Passo 3: Enviar a série para o endpoint Entire Detection

Usamos a API REST de Azure Anomaly Detector para detetar anomalias em toda a série (Entire detection). O endpoint típico é: {endpoint}/anomalydetector/v1.1/timeseries/entire/detect. Substitui YOUR_ENDPOINT e YOUR_KEY pelos teus valores.

import requests
import json
import pandas as pd

ENDPOINT = "https://YOUR_ENDPOINT"  # sem slash final
KEY = "YOUR_KEY"

# carregar dados do exemplo
from exemplo_dataset import df

url = f"{ENDPOINT}/anomalydetector/v1.1/timeseries/entire/detect"
headers = {
    'Content-Type': 'application/json',
    'Ocp-Apim-Subscription-Key': KEY
}

body = {
    'series': [{'timestamp': t, 'value': float(v)} for t, v in zip(df['timestamp'], df['value'])],
    'granularity': 'daily'
}

resp = requests.post(url, headers=headers, json=body)
resp.raise_for_status()
result = resp.json()
print(json.dumps(result, indent=2))

Passo 4: Interpretar a resposta e isolar anomalias

A resposta para Entire detection inclui arrays como isAnomaly, isPositiveAnomaly e anomalyScore. Itera sobre esses arrays para saber quais os timestamps anómalos.

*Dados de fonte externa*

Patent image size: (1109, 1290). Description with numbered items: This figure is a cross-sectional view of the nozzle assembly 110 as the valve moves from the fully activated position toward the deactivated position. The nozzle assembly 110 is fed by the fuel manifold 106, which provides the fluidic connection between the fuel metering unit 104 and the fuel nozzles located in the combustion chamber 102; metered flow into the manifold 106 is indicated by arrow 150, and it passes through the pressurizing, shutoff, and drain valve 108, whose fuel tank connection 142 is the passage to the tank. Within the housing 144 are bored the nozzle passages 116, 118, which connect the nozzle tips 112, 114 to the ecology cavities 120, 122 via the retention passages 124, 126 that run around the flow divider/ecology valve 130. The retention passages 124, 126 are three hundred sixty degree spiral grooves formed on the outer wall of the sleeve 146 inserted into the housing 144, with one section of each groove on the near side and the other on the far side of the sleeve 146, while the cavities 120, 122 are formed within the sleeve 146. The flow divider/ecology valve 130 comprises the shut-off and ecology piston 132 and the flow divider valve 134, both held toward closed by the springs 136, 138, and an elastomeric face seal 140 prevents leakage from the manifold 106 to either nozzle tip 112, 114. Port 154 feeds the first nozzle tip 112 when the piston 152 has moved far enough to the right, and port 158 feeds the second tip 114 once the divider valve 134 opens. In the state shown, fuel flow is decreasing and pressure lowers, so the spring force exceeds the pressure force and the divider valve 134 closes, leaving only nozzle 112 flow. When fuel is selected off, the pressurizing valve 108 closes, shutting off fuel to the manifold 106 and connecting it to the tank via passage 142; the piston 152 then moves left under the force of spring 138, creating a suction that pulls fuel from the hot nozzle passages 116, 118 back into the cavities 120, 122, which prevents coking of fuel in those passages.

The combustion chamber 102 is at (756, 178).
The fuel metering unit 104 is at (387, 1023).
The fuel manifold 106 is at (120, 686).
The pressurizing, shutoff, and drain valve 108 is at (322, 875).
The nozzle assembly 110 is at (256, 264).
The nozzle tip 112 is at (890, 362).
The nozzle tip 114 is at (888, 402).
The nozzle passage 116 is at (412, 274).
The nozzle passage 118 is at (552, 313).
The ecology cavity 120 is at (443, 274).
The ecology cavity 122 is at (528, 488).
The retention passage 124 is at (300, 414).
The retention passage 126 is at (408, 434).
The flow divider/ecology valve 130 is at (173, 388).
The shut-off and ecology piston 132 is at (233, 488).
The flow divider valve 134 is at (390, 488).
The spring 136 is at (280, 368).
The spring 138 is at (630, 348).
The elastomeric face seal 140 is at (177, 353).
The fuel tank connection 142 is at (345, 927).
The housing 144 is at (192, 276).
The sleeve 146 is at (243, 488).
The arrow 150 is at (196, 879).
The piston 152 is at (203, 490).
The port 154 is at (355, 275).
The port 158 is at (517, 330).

# assumir 'result' do passo anterior
is_anomaly = result.get('isAnomaly', [])
anomaly_score = result.get('anomalyScore', [])

anomalies = []
for i, flag in enumerate(is_anomaly):
    if flag:
        anomalies.append({'timestamp': df.at[i, 'timestamp'], 'value': df.at[i, 'value'], 'score': anomaly_score[i] if anomaly_score else None})

print('Anomalias detectadas:', len(anomalies))
for a in anomalies:
    print(a)

Passo 5: Visualizar a série e marcar as anomalias

Uma visualização rápida ajuda a validar se as anomalias fazem sentido. Usa matplotlib para desenhar a série e marcar os pontos anómalos em vermelho.

import matplotlib.pyplot as plt

# preparar dados para plot
df['timestamp_dt'] = pd.to_datetime(df['timestamp'])

def plot_with_anomalies(df, anomalies):
    plt.figure(figsize=(10,4))
    plt.plot(df['timestamp_dt'], df['value'], label='valor')
    if anomalies:
        ann_ts = [pd.to_datetime(a['timestamp']) for a in anomalies]
        ann_vals = [a['value'] for a in anomalies]
        plt.scatter(ann_ts, ann_vals, color='red', label='anomalia', zorder=5)
    plt.xlabel('data')
    plt.ylabel('valor')
    plt.title('Série temporal com anomalias detectadas')
    plt.legend()
    plt.tight_layout()
    plt.show()

plot_with_anomalies(df, anomalies)

Verificar o resultado

Confirma que o número de anomalias é plausível: 1) imprime a lista de anomalias e verifica timestamps; 2) compara os pontos vermelhos no gráfico com picos/vales visíveis; 3) se obtiveres erros HTTP, verifica a chave, endpoint e o formato JSON (Content-Type).

Conclusão

Com Azure Anomaly Detector consegues analisar séries temporais rapidamente sem treinar modelos. Próximos passos: testar diferentes granularities (hourly, weekly), usar o sliding window endpoint para deteção em streaming, e integrar numa pipeline com Azure Functions ou Azure Machine Learning para alertas automáticos. Dica: começa por validar com dados sintéticos (como aqui) antes de ligar a telemetria de produção — quais métricas da tua aplicação queres monitorizar primeiro?